Q | Why do these performances? Is it for the benefit of the audience or for you?

A | I think it has to be both. There has to be some emotional fracking. In some ways, there is a restlessness inside me and it is soothed by talking about things and sharing. You get a feeling of community.

It’s all part of the mission concept of life. Whether you’re religious or not religious, it doesn’t make any difference. It’s all about service to others. It’s the only thing that I find to be soothing for the soul.

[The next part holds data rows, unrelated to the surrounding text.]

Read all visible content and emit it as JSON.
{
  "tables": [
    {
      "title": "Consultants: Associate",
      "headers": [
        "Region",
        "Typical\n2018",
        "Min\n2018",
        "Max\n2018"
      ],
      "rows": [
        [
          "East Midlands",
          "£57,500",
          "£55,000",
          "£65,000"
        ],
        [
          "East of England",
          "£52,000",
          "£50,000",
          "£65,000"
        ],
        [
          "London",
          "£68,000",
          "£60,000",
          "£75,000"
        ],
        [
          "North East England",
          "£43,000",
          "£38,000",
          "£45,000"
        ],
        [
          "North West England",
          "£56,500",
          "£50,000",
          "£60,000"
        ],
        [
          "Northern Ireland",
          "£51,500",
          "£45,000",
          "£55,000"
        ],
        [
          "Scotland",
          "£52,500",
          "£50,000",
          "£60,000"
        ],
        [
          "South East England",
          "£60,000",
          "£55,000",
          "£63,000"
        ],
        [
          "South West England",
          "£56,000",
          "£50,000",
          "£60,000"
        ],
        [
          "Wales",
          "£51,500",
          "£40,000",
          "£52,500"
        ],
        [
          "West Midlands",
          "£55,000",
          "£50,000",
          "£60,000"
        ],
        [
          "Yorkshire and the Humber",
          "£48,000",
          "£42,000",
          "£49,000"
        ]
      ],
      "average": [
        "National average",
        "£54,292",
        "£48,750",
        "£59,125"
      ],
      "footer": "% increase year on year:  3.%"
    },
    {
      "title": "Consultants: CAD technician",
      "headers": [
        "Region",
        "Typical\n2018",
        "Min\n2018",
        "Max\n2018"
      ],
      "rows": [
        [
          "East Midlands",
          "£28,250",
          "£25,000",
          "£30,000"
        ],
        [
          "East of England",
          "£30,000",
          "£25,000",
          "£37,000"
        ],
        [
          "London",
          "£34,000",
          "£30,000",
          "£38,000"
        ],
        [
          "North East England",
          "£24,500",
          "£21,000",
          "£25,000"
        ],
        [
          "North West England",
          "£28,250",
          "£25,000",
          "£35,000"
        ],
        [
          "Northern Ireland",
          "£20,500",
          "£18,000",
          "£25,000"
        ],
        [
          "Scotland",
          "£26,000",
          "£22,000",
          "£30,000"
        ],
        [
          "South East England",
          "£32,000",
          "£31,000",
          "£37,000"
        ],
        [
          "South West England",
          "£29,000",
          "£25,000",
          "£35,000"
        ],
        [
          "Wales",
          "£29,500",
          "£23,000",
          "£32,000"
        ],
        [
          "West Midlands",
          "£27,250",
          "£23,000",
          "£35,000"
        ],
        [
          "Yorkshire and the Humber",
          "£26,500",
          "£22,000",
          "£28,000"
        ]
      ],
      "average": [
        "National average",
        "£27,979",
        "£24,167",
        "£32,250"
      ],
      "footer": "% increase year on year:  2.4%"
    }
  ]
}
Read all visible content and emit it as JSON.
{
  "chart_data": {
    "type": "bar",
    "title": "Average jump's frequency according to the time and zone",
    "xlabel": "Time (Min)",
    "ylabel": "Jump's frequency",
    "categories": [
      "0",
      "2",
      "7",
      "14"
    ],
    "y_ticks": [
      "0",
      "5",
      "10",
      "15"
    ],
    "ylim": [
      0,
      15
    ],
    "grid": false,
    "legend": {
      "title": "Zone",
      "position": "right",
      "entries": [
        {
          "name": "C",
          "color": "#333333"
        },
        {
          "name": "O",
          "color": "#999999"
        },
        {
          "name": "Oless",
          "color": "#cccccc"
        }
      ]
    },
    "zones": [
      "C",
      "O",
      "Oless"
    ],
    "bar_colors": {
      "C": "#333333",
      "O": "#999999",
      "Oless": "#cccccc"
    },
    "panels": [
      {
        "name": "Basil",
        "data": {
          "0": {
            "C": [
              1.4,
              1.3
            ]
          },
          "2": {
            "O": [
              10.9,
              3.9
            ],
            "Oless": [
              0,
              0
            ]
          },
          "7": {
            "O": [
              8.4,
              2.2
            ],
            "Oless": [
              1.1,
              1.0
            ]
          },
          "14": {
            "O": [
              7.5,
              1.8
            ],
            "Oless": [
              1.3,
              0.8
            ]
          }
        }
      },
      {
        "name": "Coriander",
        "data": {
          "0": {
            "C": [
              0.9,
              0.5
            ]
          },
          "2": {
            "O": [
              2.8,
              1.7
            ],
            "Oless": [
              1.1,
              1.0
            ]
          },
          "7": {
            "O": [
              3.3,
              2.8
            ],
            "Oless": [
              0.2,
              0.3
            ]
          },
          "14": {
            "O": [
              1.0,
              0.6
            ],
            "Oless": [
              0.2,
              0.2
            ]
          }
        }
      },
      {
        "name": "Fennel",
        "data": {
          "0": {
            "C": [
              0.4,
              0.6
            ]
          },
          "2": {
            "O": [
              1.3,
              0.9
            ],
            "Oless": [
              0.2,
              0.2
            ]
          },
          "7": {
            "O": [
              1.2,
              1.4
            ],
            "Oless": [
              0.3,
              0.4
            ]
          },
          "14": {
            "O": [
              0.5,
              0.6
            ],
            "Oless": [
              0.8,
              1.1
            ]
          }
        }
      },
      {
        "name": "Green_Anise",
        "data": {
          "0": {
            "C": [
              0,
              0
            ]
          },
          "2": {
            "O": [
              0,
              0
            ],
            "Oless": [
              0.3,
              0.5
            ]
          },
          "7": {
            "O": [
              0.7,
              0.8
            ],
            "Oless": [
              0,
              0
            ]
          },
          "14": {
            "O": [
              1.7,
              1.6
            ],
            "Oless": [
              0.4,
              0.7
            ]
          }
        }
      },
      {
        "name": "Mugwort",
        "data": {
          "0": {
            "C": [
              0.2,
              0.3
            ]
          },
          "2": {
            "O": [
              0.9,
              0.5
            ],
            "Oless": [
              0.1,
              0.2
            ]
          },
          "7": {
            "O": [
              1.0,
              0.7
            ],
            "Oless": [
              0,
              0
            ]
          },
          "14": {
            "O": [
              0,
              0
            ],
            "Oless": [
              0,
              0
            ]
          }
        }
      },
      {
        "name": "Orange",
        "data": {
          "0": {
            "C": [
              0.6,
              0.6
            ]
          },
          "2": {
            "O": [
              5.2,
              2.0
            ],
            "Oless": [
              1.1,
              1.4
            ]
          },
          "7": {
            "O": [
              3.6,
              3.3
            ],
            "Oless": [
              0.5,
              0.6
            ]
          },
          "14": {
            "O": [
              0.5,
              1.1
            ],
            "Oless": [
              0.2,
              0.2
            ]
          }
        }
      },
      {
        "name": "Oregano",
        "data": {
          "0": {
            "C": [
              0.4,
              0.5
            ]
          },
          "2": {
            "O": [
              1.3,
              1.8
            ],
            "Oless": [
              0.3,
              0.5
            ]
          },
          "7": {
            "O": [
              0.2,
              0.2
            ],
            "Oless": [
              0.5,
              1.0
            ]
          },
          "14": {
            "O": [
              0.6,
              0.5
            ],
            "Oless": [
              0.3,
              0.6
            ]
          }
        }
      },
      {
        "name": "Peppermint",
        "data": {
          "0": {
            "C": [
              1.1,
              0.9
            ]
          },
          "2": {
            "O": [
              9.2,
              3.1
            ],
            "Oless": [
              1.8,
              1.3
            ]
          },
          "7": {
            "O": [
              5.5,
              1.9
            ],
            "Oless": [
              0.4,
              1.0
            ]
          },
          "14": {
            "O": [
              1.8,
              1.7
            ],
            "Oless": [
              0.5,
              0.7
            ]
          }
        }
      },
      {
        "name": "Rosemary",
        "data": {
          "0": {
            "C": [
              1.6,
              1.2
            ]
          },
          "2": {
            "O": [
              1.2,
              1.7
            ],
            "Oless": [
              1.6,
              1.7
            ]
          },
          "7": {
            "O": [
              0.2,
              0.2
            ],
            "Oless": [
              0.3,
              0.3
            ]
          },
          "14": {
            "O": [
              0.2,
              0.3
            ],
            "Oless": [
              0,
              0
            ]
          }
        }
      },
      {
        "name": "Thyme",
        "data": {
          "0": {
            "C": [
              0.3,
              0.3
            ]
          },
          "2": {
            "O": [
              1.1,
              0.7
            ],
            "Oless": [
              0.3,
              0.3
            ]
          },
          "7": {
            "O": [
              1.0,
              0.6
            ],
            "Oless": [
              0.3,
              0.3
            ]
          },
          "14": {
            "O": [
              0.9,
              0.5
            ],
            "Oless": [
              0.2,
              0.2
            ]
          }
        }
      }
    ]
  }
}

Nothing else.

The only thing that brings any soothing—if you have a restless soul, at least—is when you get to do something for others and then think of another thing to do for others.

Q | At UC Berkeley, they have these blue placards in the parking lots given to Nobel laureates for reserved parking spaces.

A | I had a blue placard too.

Q | You did?

A | For the handicapped. While playing an intramural game, one of my students destroyed my right ankle, so I got the disabled person’s parking permit for six months. They would say, “You see, I got you a blue placard.” I wanted the other one!

Q | Do you feel like you might be getting the placard anytime soon?

A | I’ve met and I’ve worked with a lot of Nobel laureates, more than 50 at this time, in physics, in chemistry, in medicine. I have a lot of respect for everybody and these are great people that have received the Nobel prizes, but I’ve seen people get very sick when they start thinking about these sorts of things. I think it’s very unhealthy.

There’s only one thing to think about: The people who are waiting for the drug. The patients. If you start thinking about anything else, it’ll ruin your life. You get heartburn, ulcers. That is not something worth talking about, but sometimes people ask me the question—especially students—and I try to tell them, “Who cares?” If you start doing things for that, your life is going to be miserable whether you get it or not. If you build your life on the notion that you need to get an award, then you want some other award. It’s like one car, two cars, three cars, who cares? There’s only one thing: serve.

Q | You have a Downton Abbey tumbler on a shelf in your office. What’s the meaning behind it?

A | In Downton Abbey, there is one character I identify with very much. The gentleman’s name is Mr. Carson. He is the butler in this environment of great aristocracy and big castles, which is where we are at the Houston Methodist Research Institute. I know my job. I’m the butler. And I’m very happy to be the butler and a servant.